By the way, if there's a chance your team might see things differently, it's unlikely that they will until YOU'RE at a choice point like this one.

Good luck.


Many companies have wrestled with how to provide an attractive career path for valued individual contributors who really don't have much interest in managing people. So many of these individual contributors have knowledge and experience that would be hard to replace that companies make it a priority to offer them a desirable future with the firm.

Your situation sounds a bit different in that you want to move into a leadership role. Although you do not have direct reports, it would seem you need to be very collaborative with customers, the sales team, and operations.

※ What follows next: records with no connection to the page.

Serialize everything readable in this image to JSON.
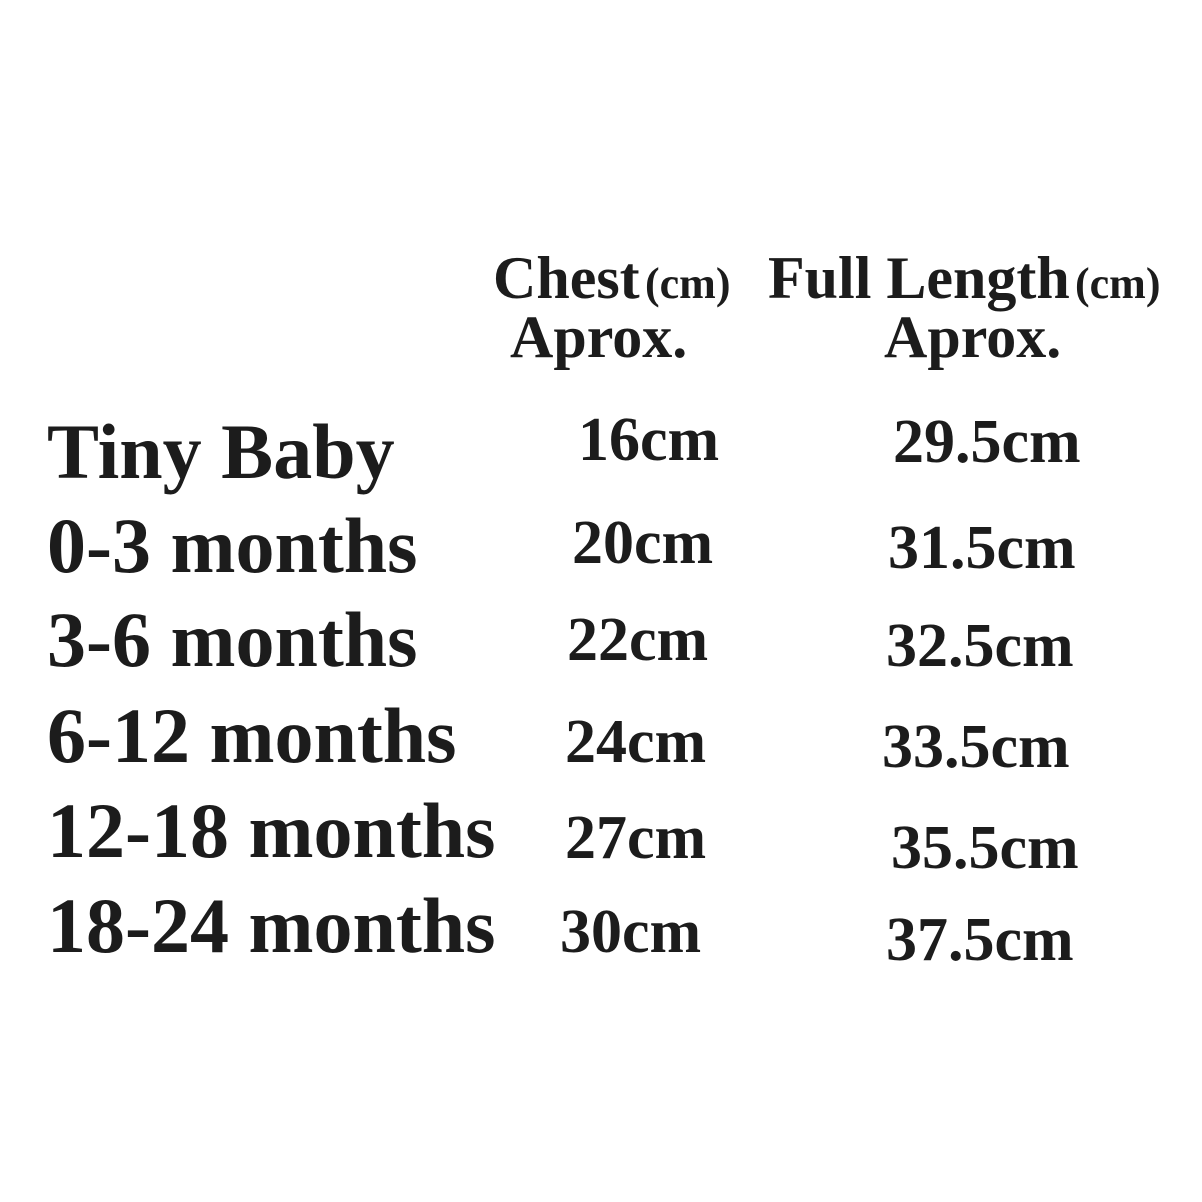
{
  "header": {
    "columns": [
      {
        "name": "Chest",
        "unit": "(cm)",
        "note": "Aprox."
      },
      {
        "name": "Full Length",
        "unit": "(cm)",
        "note": "Aprox."
      }
    ]
  },
  "table": {
    "rows": [
      [
        "Tiny Baby",
        "16cm",
        "29.5cm"
      ],
      [
        "0-3 months",
        "20cm",
        "31.5cm"
      ],
      [
        "3-6 months",
        "22cm",
        "32.5cm"
      ],
      [
        "6-12 months",
        "24cm",
        "33.5cm"
      ],
      [
        "12-18 months",
        "27cm",
        "35.5cm"
      ],
      [
        "18-24 months",
        "30cm",
        "37.5cm"
      ]
    ]
  }
}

The very challenges you describe in crafting solutions are a great setting for demonstrating leadership. What might help you to be seen as a valued leader would be engaging in the development of those you work with. Where you now seem to be the go-to guy to solve problems, you might start trying to become a mentor, to transfer some of your competencies to your team members by helping them to learn what you know.

There is nothing more important for a leader than developing his/her team. At least at first it will almost always seem easier to do it yourself, but by applying some of your creative/innovative talents to developing coworkers, you will be amplifying your ability to contribute and demonstrating great leadership without needing position authority to do so. Most companies these days are always on the lookout for that kind of leadership ability.

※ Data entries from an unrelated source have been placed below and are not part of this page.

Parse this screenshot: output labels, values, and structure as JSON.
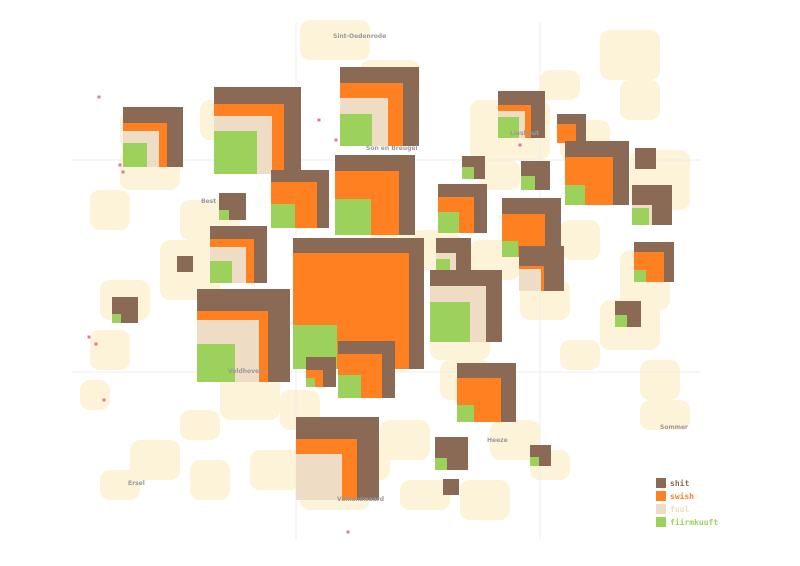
{
  "legend": {
    "title": "",
    "items": [
      {
        "label": "shit",
        "color": "#8a6a55"
      },
      {
        "label": "swish",
        "color": "#ff8020"
      },
      {
        "label": "fuul",
        "color": "#efdcc4"
      },
      {
        "label": "fiirmkuuft",
        "color": "#9cd15c"
      }
    ]
  },
  "places": [
    {
      "name": "Sint-Oedenrode"
    },
    {
      "name": "Son en Breugel"
    },
    {
      "name": "Lieshout"
    },
    {
      "name": "Best"
    },
    {
      "name": "Veldhoven"
    },
    {
      "name": "Heeze"
    },
    {
      "name": "Sommer"
    },
    {
      "name": "Valkenswaard"
    },
    {
      "name": "Ersel"
    }
  ],
  "colors": {
    "land": "#fdf3d8",
    "grid": "#ececec",
    "point": "#e07aa0"
  }
}
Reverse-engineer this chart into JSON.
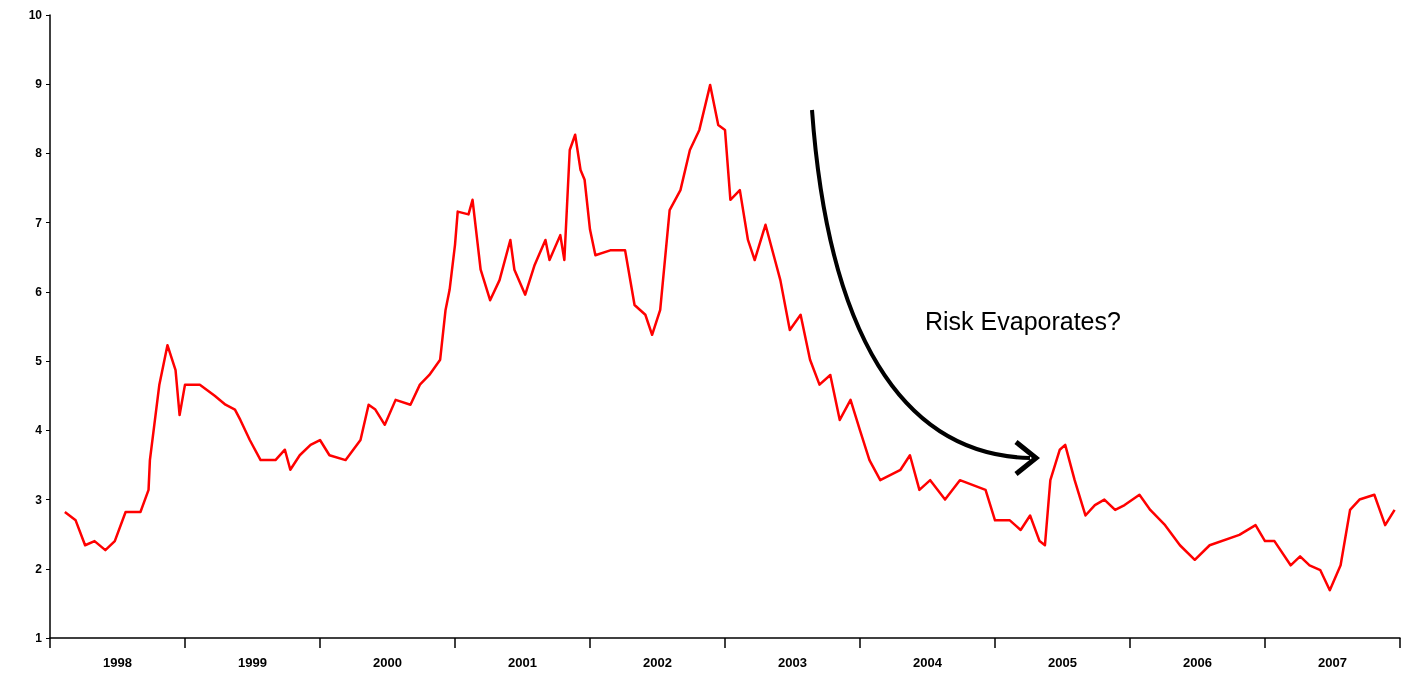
{
  "chart_data": {
    "type": "line",
    "annotations": [
      "Risk Evaporates?"
    ],
    "xlim": [
      1998,
      2008
    ],
    "xticks": [
      {
        "value": 1998,
        "label": null
      },
      {
        "value": 1999,
        "label": null
      },
      {
        "value": 2000,
        "label": null
      },
      {
        "value": 2001,
        "label": null
      },
      {
        "value": 2002,
        "label": null
      },
      {
        "value": 2003,
        "label": null
      },
      {
        "value": 2004,
        "label": null
      },
      {
        "value": 2005,
        "label": null
      },
      {
        "value": 2006,
        "label": null
      },
      {
        "value": 2007,
        "label": null
      },
      {
        "value": 2008,
        "label": null
      },
      {
        "value": 1998.5,
        "label": "1998"
      },
      {
        "value": 1999.5,
        "label": "1999"
      },
      {
        "value": 2000.5,
        "label": "2000"
      },
      {
        "value": 2001.5,
        "label": "2001"
      },
      {
        "value": 2002.5,
        "label": "2002"
      },
      {
        "value": 2003.5,
        "label": "2003"
      },
      {
        "value": 2004.5,
        "label": "2004"
      },
      {
        "value": 2005.5,
        "label": "2005"
      },
      {
        "value": 2006.5,
        "label": "2006"
      },
      {
        "value": 2007.5,
        "label": "2007"
      }
    ],
    "ylim": [
      1,
      10
    ],
    "yticks": [
      1,
      2,
      3,
      4,
      5,
      6,
      7,
      8,
      9,
      10
    ],
    "grid": false,
    "marker": "none",
    "line_style": "solid",
    "series": [
      {
        "color": "#ff0000",
        "x": [
          1998.11,
          1998.19,
          1998.26,
          1998.33,
          1998.41,
          1998.48,
          1998.56,
          1998.67,
          1998.73,
          1998.74,
          1998.81,
          1998.87,
          1998.93,
          1998.96,
          1999.0,
          1999.11,
          1999.22,
          1999.3,
          1999.37,
          1999.41,
          1999.48,
          1999.56,
          1999.67,
          1999.74,
          1999.78,
          1999.85,
          1999.93,
          2000.0,
          2000.07,
          2000.19,
          2000.3,
          2000.36,
          2000.41,
          2000.48,
          2000.56,
          2000.67,
          2000.74,
          2000.81,
          2000.89,
          2000.93,
          2000.96,
          2001.0,
          2001.02,
          2001.1,
          2001.13,
          2001.19,
          2001.26,
          2001.33,
          2001.41,
          2001.44,
          2001.52,
          2001.59,
          2001.67,
          2001.7,
          2001.78,
          2001.81,
          2001.85,
          2001.89,
          2001.93,
          2001.96,
          2002.0,
          2002.04,
          2002.15,
          2002.26,
          2002.33,
          2002.41,
          2002.46,
          2002.52,
          2002.59,
          2002.67,
          2002.74,
          2002.81,
          2002.89,
          2002.95,
          2003.0,
          2003.04,
          2003.11,
          2003.17,
          2003.22,
          2003.3,
          2003.37,
          2003.41,
          2003.48,
          2003.56,
          2003.63,
          2003.7,
          2003.78,
          2003.85,
          2003.93,
          2004.0,
          2004.07,
          2004.15,
          2004.3,
          2004.37,
          2004.44,
          2004.52,
          2004.63,
          2004.74,
          2004.93,
          2005.0,
          2005.11,
          2005.19,
          2005.26,
          2005.33,
          2005.37,
          2005.41,
          2005.48,
          2005.52,
          2005.59,
          2005.67,
          2005.74,
          2005.81,
          2005.89,
          2005.96,
          2006.07,
          2006.15,
          2006.26,
          2006.37,
          2006.48,
          2006.59,
          2006.81,
          2006.93,
          2007.0,
          2007.07,
          2007.19,
          2007.26,
          2007.33,
          2007.41,
          2007.48,
          2007.56,
          2007.63,
          2007.7,
          2007.81,
          2007.89,
          2007.96
        ],
        "values": [
          2.82,
          2.7,
          2.34,
          2.4,
          2.27,
          2.4,
          2.82,
          2.82,
          3.14,
          3.57,
          4.66,
          5.23,
          4.87,
          4.22,
          4.66,
          4.66,
          4.5,
          4.37,
          4.3,
          4.15,
          3.86,
          3.57,
          3.57,
          3.72,
          3.43,
          3.64,
          3.79,
          3.86,
          3.64,
          3.57,
          3.86,
          4.37,
          4.3,
          4.08,
          4.44,
          4.37,
          4.66,
          4.8,
          5.02,
          5.74,
          6.03,
          6.68,
          7.16,
          7.12,
          7.33,
          6.32,
          5.88,
          6.17,
          6.75,
          6.32,
          5.96,
          6.39,
          6.75,
          6.46,
          6.82,
          6.46,
          8.05,
          8.27,
          7.76,
          7.62,
          6.9,
          6.53,
          6.6,
          6.6,
          5.81,
          5.67,
          5.38,
          5.74,
          7.18,
          7.47,
          8.05,
          8.34,
          8.99,
          8.41,
          8.34,
          7.33,
          7.47,
          6.75,
          6.46,
          6.97,
          6.46,
          6.17,
          5.45,
          5.67,
          5.02,
          4.66,
          4.8,
          4.15,
          4.44,
          4.0,
          3.57,
          3.28,
          3.43,
          3.64,
          3.14,
          3.28,
          3.0,
          3.28,
          3.14,
          2.7,
          2.7,
          2.56,
          2.77,
          2.4,
          2.34,
          3.28,
          3.72,
          3.79,
          3.28,
          2.77,
          2.92,
          3.0,
          2.85,
          2.92,
          3.07,
          2.85,
          2.63,
          2.34,
          2.13,
          2.34,
          2.49,
          2.63,
          2.4,
          2.4,
          2.05,
          2.18,
          2.05,
          1.98,
          1.69,
          2.05,
          2.85,
          3.0,
          3.07,
          2.63,
          2.85
        ]
      }
    ]
  }
}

Creativity and innovative thinking are synonymous with problem solving, and of course the better you are at solving problems, the better leader you can be.  

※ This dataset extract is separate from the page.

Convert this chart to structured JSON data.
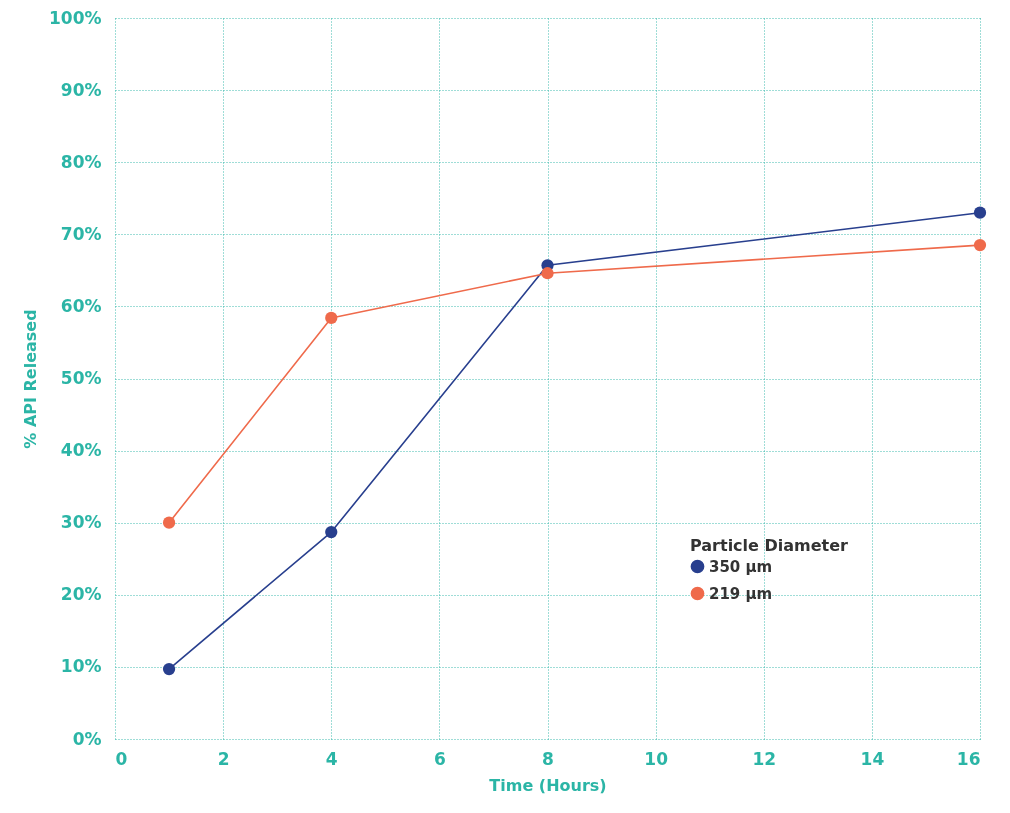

Your role is a problem solving role because you are working out complex deals that everyone can stay committed to.  It would seem to me you're well suited for promotion given your experience, which is partially operational in the sense that you're dealing with the sales operation.  

But what if you think of leaders as "Salesmen in Chief", people whose primary job is to convince diverse groups to accept new ideas?  Salesmen in Chief don't necessarily come up with the ideas, they borrow them from smart people like you and push them out into the world through the sheer force of their personality, or their deep, deep need for achievement and recognition.

The question I would ask you is, "What kind of signals are you sending?"  Are you a brainy sole contributor with an intellectual interest in and talent for problem solving, or are you a guy like Chris Christie, who revels in the exercise of power?

How would you describe the people getting promoted?  Are they confident, assertive, scrappy, Ivy League-ish, cerebral, or rough and ready up-and-comers who want more and more responsibility laid in layers across their shoulders?  

Does your role in support of sales signal your desire and readiness for more responsibility?

One way to work toward an executive  role is to be a very good presenter.  It's often the only way your boss's boss sees you in action, thinking on your feet, demonstrating your capabilities.  Three minutes in front of the right audience can be worth more than three years at your desk.  


Organizations are complex and giving advice on a little information can be unhelpful but with that caveat: Think impression management.

Companies get what they measure and it is easier to measure numbers and outcomes rather than creativity and problem solving unless that is what they are looking at. And, if no one else is going to point it out, you might have to find a way to creatively demonstrate your value without it looking self-serving (which it is).

This would probably be done by asking them for feedback on your performance and what they expect from you in order to advance in the company.